As you prepare for your Quarterly Business Review to recap what just happened in Q2, you already know what you’re looking to get out of the meeting and what critical metrics you will be tracking and analyzing. From a sales management perspective, you’re more than ready to begin this retrospective.
But what about your sales reps?
After all, while the QBR is about your business and sales force as a whole, it is these individual reps – and their hard work through the last three months – that got you to where you are today. The QBR should be designed to home in on each of them, ask tough questions about their performance this quarter and map out a success plan going forward.
Here’s a primer on how sales reps should think about and prepare for their QBR.
How does the sales rep benefit?
You want to start by communicating to the rep what he or she will gain from preparing for and actively participating in the QBR meeting. In essence, the QBR serves 3 purposes:
To help reps understand why they hit or miss their goal in Q2.
To create a clear plan for success going forward into next quarter and beyond.
To identify key learnings that could be applied to the rest of the team.
It’s not enough to just say, “You missed your number? Well, just work harder next quarter!” You need a clearly outlined plan that takes into account what happened in the past, so you can either replicate that success, or avoid that failure, going forward. It’s not enough for sales reps to just hope that the past quarter was an aberration (if they missed their number) and hope for the best next quarter.
The sales metrics that matter
The key to serving the aforementioned 3 purposes of the QBR for the rep is to dive into the right sales metrics. In preparing for their meeting with the sales manager or Sales VP, the rep should collate their performances on the following sales metrics:
Last quarter’s bookings: how much, in dollar value, did the rep book in Q2?
% of bookings quota: how much of the rep’s quota did they ultimately book? A number over 100% would be exceptional.
# of won deals: how many deals did the rep close?
Average Selling Price: what was the average price of each deal that the rep closed?
Sales cycle: what was the average age of each opportunity that the rep closed?
Win rate: of all the rep’s open opportunities at the beginning of the quarter, how many did the rep win?
Compare: it’s important to not only report on last quarter’s results, but also look at how these metrics are trending over time. Change in booking from period to period help give a better picture of overall growth and areas for improvement.
While going over each of these metrics with the rep, it is critical to avoid doing a deal dive into every specific winning deal or lost opportunity – this isn’t a film review. The purpose is not to get an answer on why each opportunity was won or lost, but rather for the rep to gain a better understanding of your business as a whole.
Going beyond the metrics
Once you’ve evaluated the metrics and found things that you were both happy with or identified areas that could be improved – “Your average selling prices is great, much higher than everyone else on the sales team.

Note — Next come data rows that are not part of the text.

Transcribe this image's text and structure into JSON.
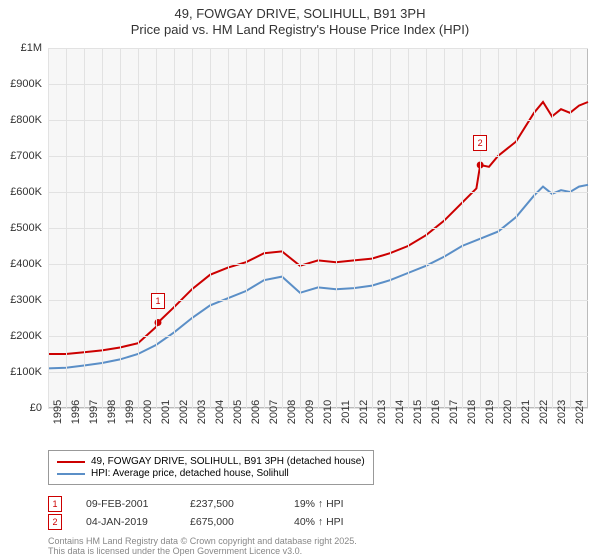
{
  "title": {
    "line1": "49, FOWGAY DRIVE, SOLIHULL, B91 3PH",
    "line2": "Price paid vs. HM Land Registry's House Price Index (HPI)",
    "fontsize": 13,
    "color": "#333333"
  },
  "chart": {
    "type": "line",
    "background_color": "#f7f7f7",
    "grid_color": "#e2e2e2",
    "border_color": "#bbbbbb",
    "x": {
      "min": 1995,
      "max": 2025,
      "ticks": [
        1995,
        1996,
        1997,
        1998,
        1999,
        2000,
        2001,
        2002,
        2003,
        2004,
        2005,
        2006,
        2007,
        2008,
        2009,
        2010,
        2011,
        2012,
        2013,
        2014,
        2015,
        2016,
        2017,
        2018,
        2019,
        2020,
        2021,
        2022,
        2023,
        2024
      ],
      "tick_fontsize": 11
    },
    "y": {
      "min": 0,
      "max": 1000000,
      "ticks": [
        0,
        100000,
        200000,
        300000,
        400000,
        500000,
        600000,
        700000,
        800000,
        900000,
        1000000
      ],
      "tick_labels": [
        "£0",
        "£100K",
        "£200K",
        "£300K",
        "£400K",
        "£500K",
        "£600K",
        "£700K",
        "£800K",
        "£900K",
        "£1M"
      ],
      "tick_fontsize": 11
    },
    "series": [
      {
        "name": "price_paid",
        "label": "49, FOWGAY DRIVE, SOLIHULL, B91 3PH (detached house)",
        "color": "#cc0000",
        "line_width": 2,
        "points": [
          [
            1995,
            150000
          ],
          [
            1996,
            150000
          ],
          [
            1997,
            155000
          ],
          [
            1998,
            160000
          ],
          [
            1999,
            168000
          ],
          [
            2000,
            180000
          ],
          [
            2001,
            225000
          ],
          [
            2001.11,
            237500
          ],
          [
            2002,
            280000
          ],
          [
            2003,
            330000
          ],
          [
            2004,
            370000
          ],
          [
            2005,
            390000
          ],
          [
            2006,
            405000
          ],
          [
            2007,
            430000
          ],
          [
            2008,
            435000
          ],
          [
            2009,
            395000
          ],
          [
            2010,
            410000
          ],
          [
            2011,
            405000
          ],
          [
            2012,
            410000
          ],
          [
            2013,
            415000
          ],
          [
            2014,
            430000
          ],
          [
            2015,
            450000
          ],
          [
            2016,
            480000
          ],
          [
            2017,
            520000
          ],
          [
            2018,
            570000
          ],
          [
            2018.8,
            610000
          ],
          [
            2019.01,
            675000
          ],
          [
            2019.5,
            670000
          ],
          [
            2020,
            700000
          ],
          [
            2021,
            740000
          ],
          [
            2022,
            820000
          ],
          [
            2022.5,
            850000
          ],
          [
            2023,
            810000
          ],
          [
            2023.5,
            830000
          ],
          [
            2024,
            820000
          ],
          [
            2024.5,
            840000
          ],
          [
            2025,
            850000
          ]
        ]
      },
      {
        "name": "hpi",
        "label": "HPI: Average price, detached house, Solihull",
        "color": "#5b8fc7",
        "line_width": 2,
        "points": [
          [
            1995,
            110000
          ],
          [
            1996,
            112000
          ],
          [
            1997,
            118000
          ],
          [
            1998,
            125000
          ],
          [
            1999,
            135000
          ],
          [
            2000,
            150000
          ],
          [
            2001,
            175000
          ],
          [
            2002,
            210000
          ],
          [
            2003,
            250000
          ],
          [
            2004,
            285000
          ],
          [
            2005,
            305000
          ],
          [
            2006,
            325000
          ],
          [
            2007,
            355000
          ],
          [
            2008,
            365000
          ],
          [
            2009,
            320000
          ],
          [
            2010,
            335000
          ],
          [
            2011,
            330000
          ],
          [
            2012,
            333000
          ],
          [
            2013,
            340000
          ],
          [
            2014,
            355000
          ],
          [
            2015,
            375000
          ],
          [
            2016,
            395000
          ],
          [
            2017,
            420000
          ],
          [
            2018,
            450000
          ],
          [
            2019,
            470000
          ],
          [
            2020,
            490000
          ],
          [
            2021,
            530000
          ],
          [
            2022,
            590000
          ],
          [
            2022.5,
            615000
          ],
          [
            2023,
            595000
          ],
          [
            2023.5,
            605000
          ],
          [
            2024,
            600000
          ],
          [
            2024.5,
            615000
          ],
          [
            2025,
            620000
          ]
        ]
      }
    ],
    "sale_markers": [
      {
        "n": "1",
        "year": 2001.11,
        "price": 237500,
        "color": "#cc0000"
      },
      {
        "n": "2",
        "year": 2019.01,
        "price": 675000,
        "color": "#cc0000"
      }
    ]
  },
  "legend": {
    "border_color": "#999999",
    "fontsize": 10
  },
  "sales": [
    {
      "n": "1",
      "date": "09-FEB-2001",
      "price": "£237,500",
      "delta": "19% ↑ HPI",
      "color": "#cc0000"
    },
    {
      "n": "2",
      "date": "04-JAN-2019",
      "price": "£675,000",
      "delta": "40% ↑ HPI",
      "color": "#cc0000"
    }
  ],
  "footer": {
    "line1": "Contains HM Land Registry data © Crown copyright and database right 2025.",
    "line2": "This data is licensed under the Open Government Licence v3.0.",
    "color": "#888888",
    "fontsize": 9
  }
}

You clearly have a knack for selling bigger opportunities. Your sales cycle, however, is also substantially longer than everyone else’s.” – it’s time to go beyond the metrics.
First, you want to review your plan going into the quarter and then measure that against what actually happened. If one of your rep’s goals at the beginning of the quarter was to close 3 large, enterprise-level deals and he only managed to win 2, it’s on them to figure out why they missed that specific goal. Was it a pipeline issue, i.e. there weren’t enough big opportunities to work on? Or did the rep let a bunch of great enterprise-level opportunities slip through their fingers?
The next step is to start outlining specific goals for the upcoming quarter. The key here is to avoid generalities. Urge the rep to make specific goals, either around a handful of big opportunities that the rep is focused on closing, or on broader issues, like improving certain skills or driving down their overall sales cycle.
Finally, focus on important learnings from the previous quarter that should be applied to the next quarter and beyond. Does this rep need a higher pipeline-to-quota ratio than initially thought? Could a greater emphasis on driving upsells of other products help this rep make his quota next quarter? Lessons that aren’t applied and learned from going forward are wasted opportunities for the rep – and the team – to get better.
The QBR meeting should always be considered from the perspective of how you can help your reps do a better job of repeating a great performance or improving on a weak one next quarter. Help your reps prepare for their QBR using this primer.